- Beranda
- Komunitas
- Hobby
- Supranatural
Penyewekan [Pengasih] Bagian ke-IV Memastikan Kebenaran


TS
pionic24
Penyewekan [Pengasih] Bagian ke-IV Memastikan Kebenaran
Matahari sudah berdiri agak tinggi ketika aku membuka mata, kulihat HP sudah menunjukan pukul 10 pagi. Tidurku sangat nyenyak karena minuman kemarin malam, sebenarnya aku ingin melanjutkan mimpi indahku tapi terpaksa batal ketika aku lihat WA penuh Notif dari chatnya Odik.
“Kleng!, aeng semangat jelamne ne!, (sial!, semagat baget orang ini!)”. dengan perasaan enggan aku keluar kamar menuju kamar mandi melakukan semua kewajiban dan setelahnya segera aku stater motor menuju rumahnya Odik.
Aku lihat dirumahnya Odik sudah menyiapkan diri, terlihat beberapa butir beras menempel di jidatnya, bunga masih nampak segar ditelingannya, dan rambutnya Odik basah kena air, ternyata Odik habis sembahyang.
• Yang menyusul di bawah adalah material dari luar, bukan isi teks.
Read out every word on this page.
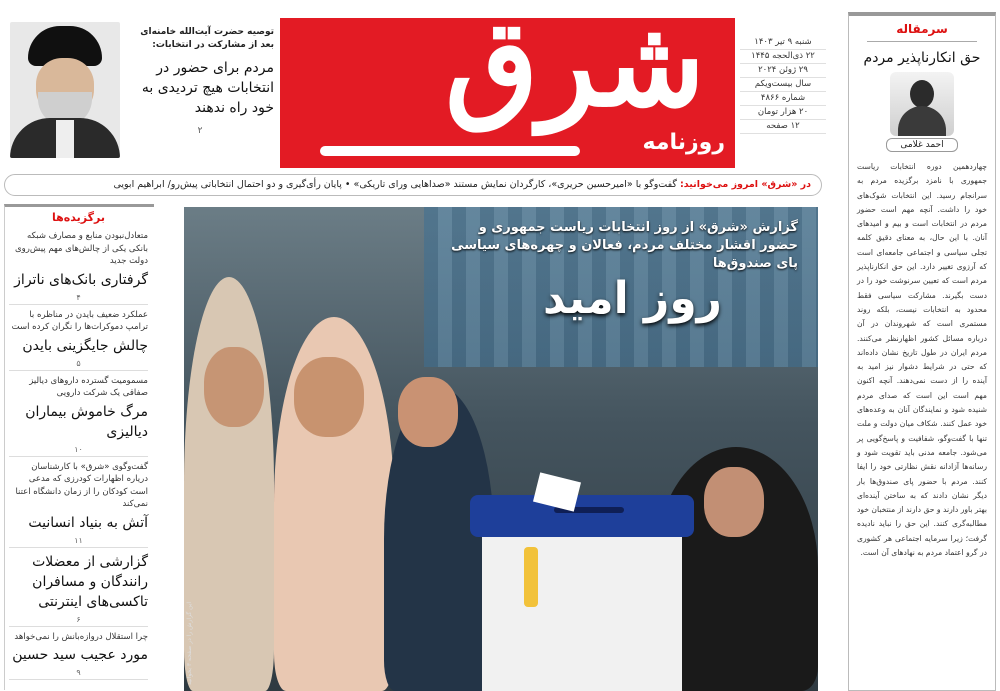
سرمقاله
حق انکارناپذیر مردم
احمد غلامی
چهاردهمین دوره انتخابات ریاست جمهوری با نامزد برگزیده مردم به سرانجام رسید. این انتخابات شوک‌های خود را داشت. آنچه مهم است حضور مردم در انتخابات است و بیم و امیدهای آنان. با این حال، به معنای دقیق کلمه تجلی سیاسی و اجتماعی جامعه‌ای است که آرزوی تغییر دارد. این حق انکارناپذیر مردم است که تعیین سرنوشت خود را در دست بگیرند. مشارکت سیاسی فقط محدود به انتخابات نیست، بلکه روند مستمری است که شهروندان در آن درباره مسائل کشور اظهارنظر می‌کنند. مردم ایران در طول تاریخ نشان داده‌اند که حتی در شرایط دشوار نیز امید به آینده را از دست نمی‌دهند. آنچه اکنون مهم است این است که صدای مردم شنیده شود و نمایندگان آنان به وعده‌های خود عمل کنند. شکاف میان دولت و ملت تنها با گفت‌وگو، شفافیت و پاسخ‌گویی پر می‌شود. جامعه مدنی باید تقویت شود و رسانه‌ها آزادانه نقش نظارتی خود را ایفا کنند. مردم با حضور پای صندوق‌ها بار دیگر نشان دادند که به ساختن آینده‌ای بهتر باور دارند و حق دارند از منتخبان خود مطالبه‌گری کنند. این حق را نباید نادیده گرفت؛ زیرا سرمایه اجتماعی هر کشوری در گرو اعتماد مردم به نهادهای آن است.
شرق
روزنامه
شنبه ۹ تیر ۱۴۰۳
۲۲ ذی‌الحجه ۱۴۴۵
۲۹ ژوئن ۲۰۲۴
سال بیست‌ویکم
شماره ۴۸۶۶
۲۰ هزار تومان
۱۲ صفحه
توصیه حضرت آیت‌الله خامنه‌ای
بعد از مشارکت در انتخابات:
مردم برای حضور در انتخابات هیچ تردیدی به خود راه ندهند
۲
در «شرق» امروز می‌خوانید: گفت‌وگو با «امیرحسین حریری»، کارگردان نمایش مستند «صداهایی ورای تاریکی» • پایان رأی‌گیری و دو احتمال انتخاباتی پیش‌رو/ ابراهیم ابویی
برگزیده‌ها
متعادل‌نبودن منابع و مصارف شبکه بانکی یکی از چالش‌های مهم پیش‌روی دولت جدید
گرفتاری بانک‌های ناتراز
۴
عملکرد ضعیف بایدن در مناظره با ترامپ دموکرات‌ها را نگران کرده است
چالش جایگزینی بایدن
۵
مسمومیت گسترده داروهای دیالیز صفاقی یک شرکت دارویی
مرگ خاموش بیماران دیالیزی
۱۰
گفت‌وگوی «شرق» با کارشناسان دریاره اظهارات کودرزی که مدعی است کودکان را از زمان دانشگاه اعتنا نمی‌کند
آتش به بنیاد انسانیت
۱۱
گزارشی از معضلات رانندگان و مسافران تاکسی‌های اینترنتی
۶
چرا استقلال دروازه‌بانش را نمی‌خواهد
مورد عجیب سید حسین
۹
گزارش «شرق» از روز انتخابات ریاست جمهوری و حضور اقشار مختلف مردم، فعالان و چهره‌های سیاسی پای صندوق‌ها
روز امید
این گزارش را در صفحه ۳ بخوانید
“Wahh!!, lihat mahluk gaib sekali bisa langsung jadi religius, tapi kenapa kalo melihara banyak mahluk gaib malah dikatain gak religius ya?” gumamku disertai paradoks yang berputar didalam kepala.
“Oke!, dah ready nih, ayo kesana!” Odik bersemangat segera lompat keatas motorku.
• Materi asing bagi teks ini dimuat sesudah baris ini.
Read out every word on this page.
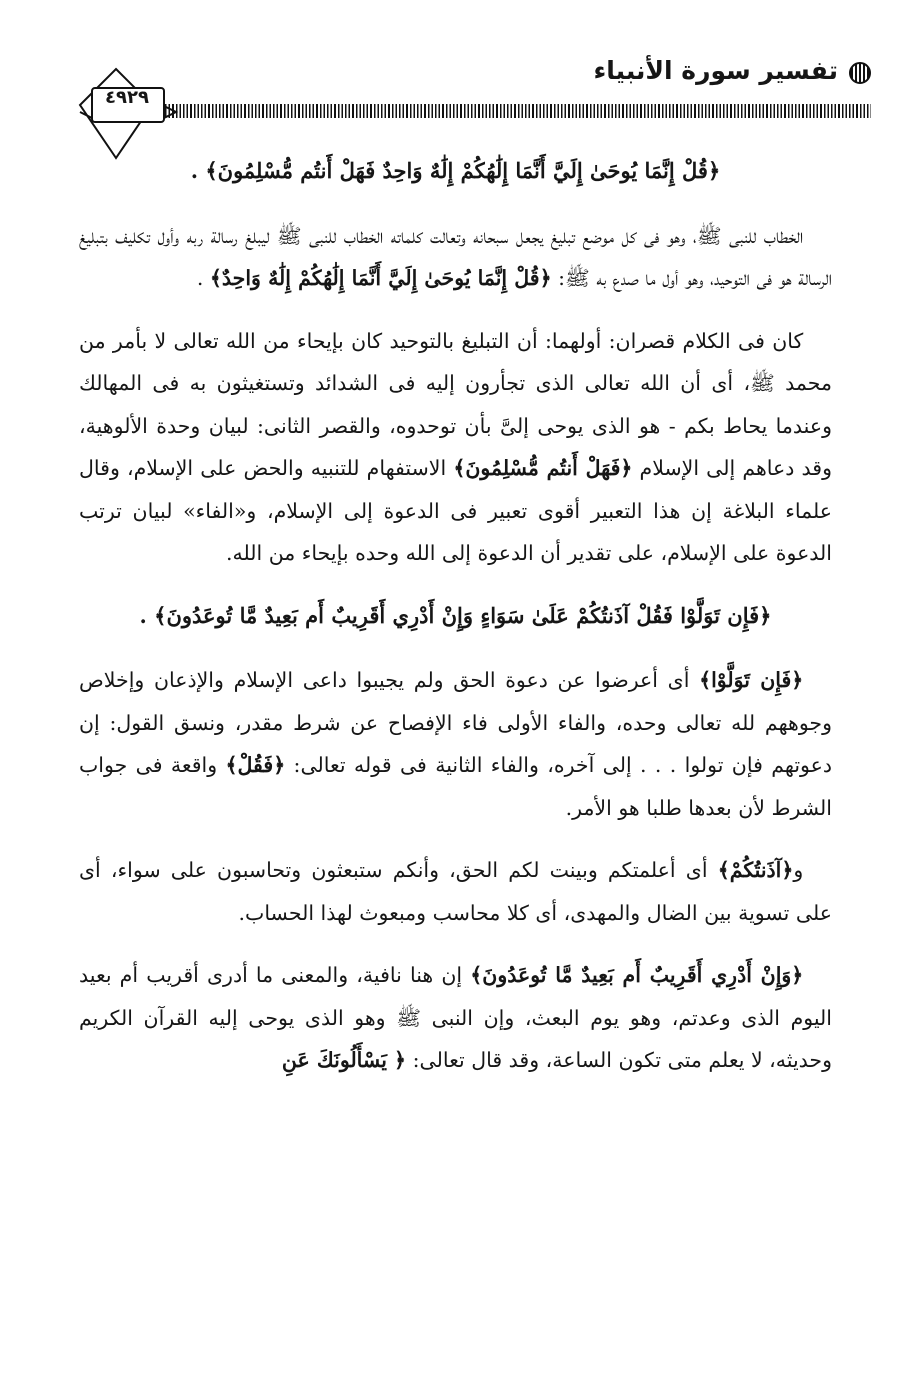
تفسير سورة الأنبياء
٤٩٢٩

﴿قُلْ إِنَّمَا يُوحَىٰ إِلَيَّ أَنَّمَا إِلَٰهُكُمْ إِلَٰهٌ وَاحِدٌ فَهَلْ أَنتُم مُّسْلِمُونَ﴾ .

الخطاب للنبى ﷺ، وهو فى كل موضع تبليغ يجعل سبحانه وتعالت كلماته الخطاب للنبى ﷺ ليبلغ رسالة ربه وأول تكليف بتبليغ الرسالة هو فى التوحيد، وهو أول ما صدع به ﷺ: ﴿قُلْ إِنَّمَا يُوحَىٰ إِلَيَّ أَنَّمَا إِلَٰهُكُمْ إِلَٰهٌ وَاحِدٌ﴾ .

كان فى الكلام قصران: أولهما: أن التبليغ بالتوحيد كان بإيحاء من الله تعالى لا بأمر من محمد ﷺ، أى أن الله تعالى الذى تجأرون إليه فى الشدائد وتستغيثون به فى المهالك وعندما يحاط بكم - هو الذى يوحى إلىَّ بأن توحدوه، والقصر الثانى: لبيان وحدة الألوهية، وقد دعاهم إلى الإسلام ﴿فَهَلْ أَنتُم مُّسْلِمُونَ﴾ الاستفهام للتنبيه والحض على الإسلام، وقال علماء البلاغة إن هذا التعبير أقوى تعبير فى الدعوة إلى الإسلام، و«الفاء» لبيان ترتب الدعوة على الإسلام، على تقدير أن الدعوة إلى الله وحده بإيحاء من الله.

﴿فَإِن تَوَلَّوْا فَقُلْ آذَنتُكُمْ عَلَىٰ سَوَاءٍ وَإِنْ أَدْرِي أَقَرِيبٌ أَم بَعِيدٌ مَّا تُوعَدُونَ﴾ .

﴿فَإِن تَوَلَّوْا﴾ أى أعرضوا عن دعوة الحق ولم يجيبوا داعى الإسلام والإذعان وإخلاص وجوههم لله تعالى وحده، والفاء الأولى فاء الإفصاح عن شرط مقدر، ونسق القول: إن دعوتهم فإن تولوا . . . إلى آخره، والفاء الثانية فى قوله تعالى: ﴿فَقُلْ﴾ واقعة فى جواب الشرط لأن بعدها طلبا هو الأمر.

و﴿آذَنتُكُمْ﴾ أى أعلمتكم وبينت لكم الحق، وأنكم ستبعثون وتحاسبون على سواء، أى على تسوية بين الضال والمهدى، أى كلا محاسب ومبعوث لهذا الحساب.

﴿وَإِنْ أَدْرِي أَقَرِيبٌ أَم بَعِيدٌ مَّا تُوعَدُونَ﴾ إن هنا نافية، والمعنى ما أدرى أقريب أم بعيد اليوم الذى وعدتم، وهو يوم البعث، وإن النبى ﷺ وهو الذى يوحى إليه القرآن الكريم وحديثه، لا يعلم متى تكون الساعة، وقد قال تعالى: ﴿ يَسْأَلُونَكَ عَنِ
Aku gass motorku menuju tempat tongkrongan si Wahyu, pertama-tama aku harus lihat orangnya langsung supaya tau gimana penampilannya. Ketika sampai dilokasi aku memarkirkan motorku agak jauh dari poskamling desa tempat Wahyu biasa nongkrong dengan teman2nya.
![Penyewekan [Pengasih] Bagian ke-IV Memastikan Kebenaran](https://s.kaskus.id/images/2020/05/21/10832441_20200521095827.jpg)
gambar ilustrasi poskamling (kreatif)
Aku bisa lihat beberapa motor terparkir disana, dan beberapa orang pemuda duduk asik minum tuak lesehan di dalam bangunan panggung kayu itu. Dari mendengar cerita Odik kemarin aku bisa tebak Wahyu adalah salah satunya yang ada disana.
“Itu ya?!, yang jenengne serem (wajahnya seram) itu?” kataku pada Odik yang mengangguk meng-iya-kan. Memang sekilas tidak ada yang aneh dari penampilannya si Wahyu ini, nampak pemuda biasa hampir seumuranku, berbadan tinggi dengan tatto di lengannya yang pasti sering di-GYM.
Tapi jujur saja dia memang seram, serem bukan karena penampilannya apalagi tato dan badannya, tapi karena ada sesuatu yang ganjil tapi entah apa, susah aku menjelaskan.
“Yon gimana?, apa langsung jagjagin (datangi) aja?”, tanya Odik yang sedari tadi celingukan di jok belakang memperhatikanku bengong.
“Huss!!, gila kamu Dik!, orang2 disana minum2 rame bisa di-cakcak (hajar) kita berdua!”, aku perhatikan Wahyu nampak mulai gerah sehingga ia membuka singletnya dan mengusap keringat badannya dengan baju itu.
“Nah itu dia!”, aku dapat melihat sesuatu yang melingkar di pinggangnya. Sebuah sabuk kulit yang mengikat erat celana jeans robek2 di pinggangnya. Sabuk biasa mungkin orang pikir dengan model kuno warna coklat tua itu, tapi aku tidak berpikir demikian, aku benar2 tidak yakin itu sabuk biasa ketika aku lihat si Wahyu mengusap sabuk itu dengan tuak yang dia colek dari gelas.
![Penyewekan [Pengasih] Bagian ke-IV Memastikan Kebenaran](https://s.kaskus.id/images/2020/05/21/10832441_20200521094211.jpg)
Gambar ilustrasi sabuk kuit coklat kuno
“Hmm.. bojog (monyet)”, ujarku memperhatikan Wahyu dari jauh.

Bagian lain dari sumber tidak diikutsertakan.